Even if your credit score increases, you should be extra careful about using credit facilities. Here is an example. Leasing gives you the opportunity to drive a fancy car for an affordable monthly payment. However, when the lease period is over, you are left with nothing as you don’t own the asset (the car). It is much better to borrow a small amount via an affordable car loan to buy a vehicle which matches your means.

Plan in Advance

The second decade of your life is the perfect time to plan for the future. You are already an income earner so you have the basis. Now the goal is to provide for the next major periods in your life. It makes perfect sense to start saving for a home in your 20s. Homeownership brings more benefits than renting. From a financial point of view, you will acquire a major asset whose value will most certainly grow over time and this will give you financial stability and flexibility at the same time.

You should start saving for retirement in your 20s too. The sooner you do this the better. Most employers have very good plans in place and they make considerable contributions so this is an opportunity which you should not miss out on.

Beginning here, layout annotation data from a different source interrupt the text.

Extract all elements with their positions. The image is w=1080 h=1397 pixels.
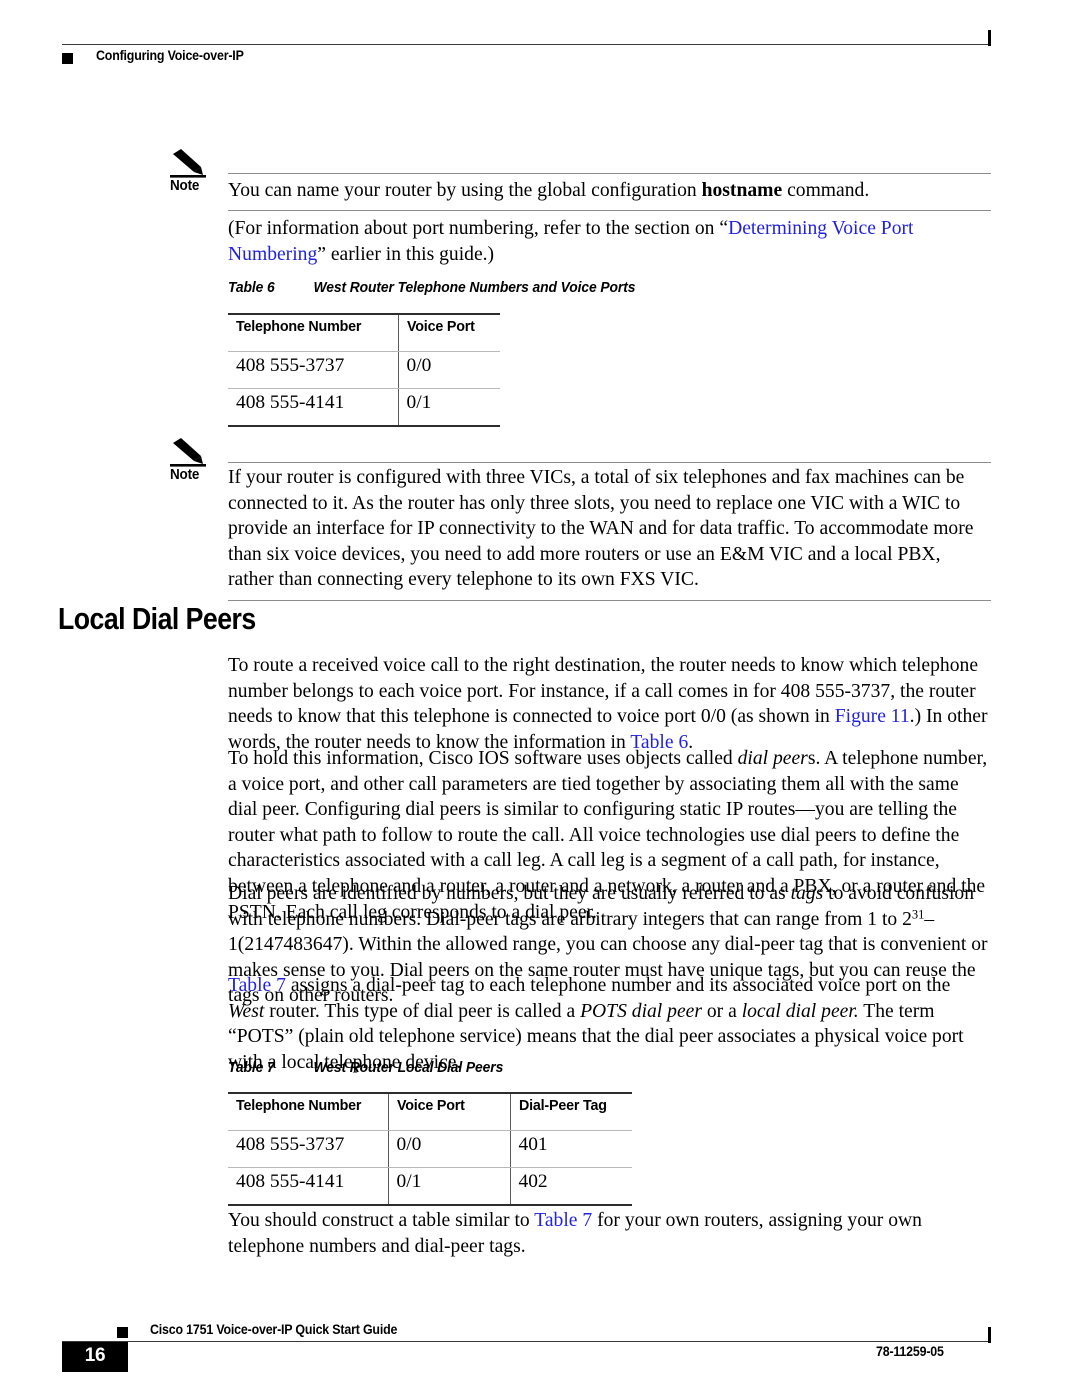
note-top-rule bbox=[228, 173, 991, 174]
page-number: 16 bbox=[84, 1345, 106, 1366]
table6-caption-title: West Router Telephone Numbers and Voice … bbox=[313, 280, 636, 296]
p4-s2: router. This type of dial peer is called… bbox=[264, 1000, 581, 1022]
table7-col-voice-port: Voice Port bbox=[387, 1092, 510, 1131]
table7-caption-number: Table 7 bbox=[228, 1060, 275, 1076]
term-tags: tags bbox=[790, 883, 824, 904]
document-number: 78-11259-05 bbox=[876, 1344, 944, 1359]
p5-s1: You should construct a table similar to bbox=[228, 1210, 535, 1231]
footer-guide-title: Cisco 1751 Voice-over-IP Quick Start Gui… bbox=[150, 1322, 398, 1337]
table7-cell-port: 0/1 bbox=[387, 1167, 510, 1206]
note-paragraph: You can name your router by using the gl… bbox=[228, 178, 991, 204]
note-label: Note bbox=[170, 467, 200, 483]
page-title: Local Dial Peers bbox=[58, 601, 256, 636]
table7-col-label: Telephone Number bbox=[236, 1097, 362, 1114]
table-row: 408 555-4141 0/1 402 bbox=[228, 1167, 632, 1206]
p3-s1: Dial peers are identified by numbers, bu… bbox=[228, 883, 791, 904]
p2-s1: To hold this information, Cisco IOS soft… bbox=[228, 748, 738, 769]
term-west: West bbox=[228, 1000, 265, 1022]
p4-s3: or a bbox=[701, 1000, 742, 1022]
term-dial-peer: dial peer bbox=[737, 748, 808, 769]
note-bottom-rule bbox=[228, 600, 991, 601]
running-footer: Cisco 1751 Voice-over-IP Quick Start Gui… bbox=[0, 1318, 1080, 1388]
note-bottom-rule bbox=[228, 210, 991, 211]
port-numbering-lead: (For information about port numbering, r… bbox=[228, 218, 729, 239]
table6-caption-number: Table 6 bbox=[228, 280, 275, 296]
table6: Telephone Number Voice Port 408 555-3737… bbox=[228, 313, 500, 427]
pencil-icon bbox=[170, 437, 210, 467]
table7-header-row: Telephone Number Voice Port Dial-Peer Ta… bbox=[228, 1092, 632, 1131]
black-square-icon bbox=[62, 53, 73, 64]
note-label: Note bbox=[170, 178, 200, 194]
table6-cell-phone: 408 555-3737 bbox=[228, 351, 398, 389]
port-numbering-tail: ” earlier in this guide.) bbox=[317, 243, 495, 265]
table7-cell-tag: 401 bbox=[509, 1130, 632, 1168]
note-text-tail: command. bbox=[782, 180, 870, 201]
table7-caption-title: West Router Local Dial Peers bbox=[313, 1060, 504, 1076]
table6-col-label: Voice Port bbox=[406, 318, 475, 335]
p4-s1: assigns a dial-peer tag to each telephon… bbox=[285, 975, 951, 996]
table6-header-row: Telephone Number Voice Port bbox=[228, 313, 500, 352]
note-body: If your router is configured with three … bbox=[228, 465, 991, 593]
pencil-icon bbox=[170, 148, 210, 178]
paragraph-construct-table: You should construct a table similar to … bbox=[228, 1208, 991, 1259]
table7-col-label: Dial-Peer Tag bbox=[518, 1097, 607, 1114]
paragraph-text: To route a received voice call to the ri… bbox=[228, 653, 991, 755]
xref-table-7[interactable]: Table 7 bbox=[228, 975, 286, 996]
page-number-box: 16 bbox=[62, 1342, 128, 1372]
note-paragraph: If your router is configured with three … bbox=[228, 467, 974, 591]
term-local-dial-peer: local dial peer. bbox=[741, 1000, 859, 1022]
paragraph-text: You should construct a table similar to … bbox=[228, 1208, 991, 1259]
table7-col-label: Voice Port bbox=[396, 1097, 465, 1114]
table-row: 408 555-4141 0/1 bbox=[228, 388, 500, 427]
table6-cell-port: 0/0 bbox=[397, 351, 500, 389]
header-title: Configuring Voice-over-IP bbox=[96, 48, 244, 63]
table-row: 408 555-3737 0/0 bbox=[228, 351, 500, 389]
table6-caption: Table 6 West Router Telephone Numbers and… bbox=[228, 280, 635, 296]
table6-col-telephone-number: Telephone Number bbox=[228, 313, 398, 352]
table6-cell-port: 0/1 bbox=[397, 388, 500, 427]
note-top-rule bbox=[228, 462, 991, 463]
footer-rule bbox=[62, 1341, 990, 1342]
table7-caption: Table 7 West Router Local Dial Peers bbox=[228, 1060, 503, 1076]
port-numbering-paragraph: (For information about port numbering, r… bbox=[228, 216, 991, 267]
footer-edge-tick bbox=[988, 1327, 991, 1343]
black-square-icon bbox=[117, 1327, 128, 1338]
table7-col-telephone-number: Telephone Number bbox=[228, 1092, 388, 1131]
document-page: Configuring Voice-over-IP Note You can n… bbox=[0, 0, 1080, 1397]
exponent-31: 31 bbox=[911, 907, 925, 922]
paragraph-routing-intro: To route a received voice call to the ri… bbox=[228, 653, 991, 755]
note-text-lead: You can name your router by using the gl… bbox=[228, 180, 702, 201]
table7: Telephone Number Voice Port Dial-Peer Ta… bbox=[228, 1092, 632, 1206]
table6-col-voice-port: Voice Port bbox=[397, 313, 500, 352]
xref-table-7[interactable]: Table 7 bbox=[534, 1210, 592, 1231]
paragraph-text: (For information about port numbering, r… bbox=[228, 216, 991, 267]
note-body: You can name your router by using the gl… bbox=[228, 178, 991, 204]
table7-cell-phone: 408 555-4141 bbox=[228, 1167, 388, 1206]
table7-col-dial-peer-tag: Dial-Peer Tag bbox=[509, 1092, 632, 1131]
table7-cell-port: 0/0 bbox=[387, 1130, 510, 1168]
table6-col-label: Telephone Number bbox=[236, 318, 362, 335]
xref-figure-11[interactable]: Figure 11 bbox=[835, 706, 910, 727]
table7-cell-tag: 402 bbox=[509, 1167, 632, 1206]
table-row: 408 555-3737 0/0 401 bbox=[228, 1130, 632, 1168]
table7-cell-phone: 408 555-3737 bbox=[228, 1130, 388, 1168]
hostname-command-term: hostname bbox=[701, 180, 783, 201]
header-rule bbox=[62, 44, 990, 45]
running-header: Configuring Voice-over-IP bbox=[0, 30, 1080, 78]
header-edge-tick bbox=[988, 30, 991, 46]
table6-cell-phone: 408 555-4141 bbox=[228, 388, 398, 427]
term-pots-dial-peer: POTS dial peer bbox=[580, 1000, 702, 1022]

It’s true that your disposable income will go down, but you will have invaluable financial protection when you can no longer work.

Start Investing

This is an effective method for generating income provided that you keep your debt, if you have any, under control. The next logical question is what to invest in and how to build your portfolio. The most importance concept to understand is that of risk and return. Financial instruments which can bring you higher returns hold higher risk and vice versa. You can learn more about this at https://www.investor.gov/outreach/teachers/classroom-resources/risk-return.

It is up to you to decide what level of risk you can handle. Generally, people in their 20s have greater risk tolerance compared to older adults primarily because they usually don’t have dependents. You can readily invest in stocks if you are more risk-loving. When you learn how to run analysis to make sound portfolio management decisions, you can earn a good amount of money. For starters, you need to diversify your portfolio of financial instruments. This is a fundamental tactic for offsetting risk.

Now you know the most important things for managing your money in your 20s. Apply everything which you have just learned.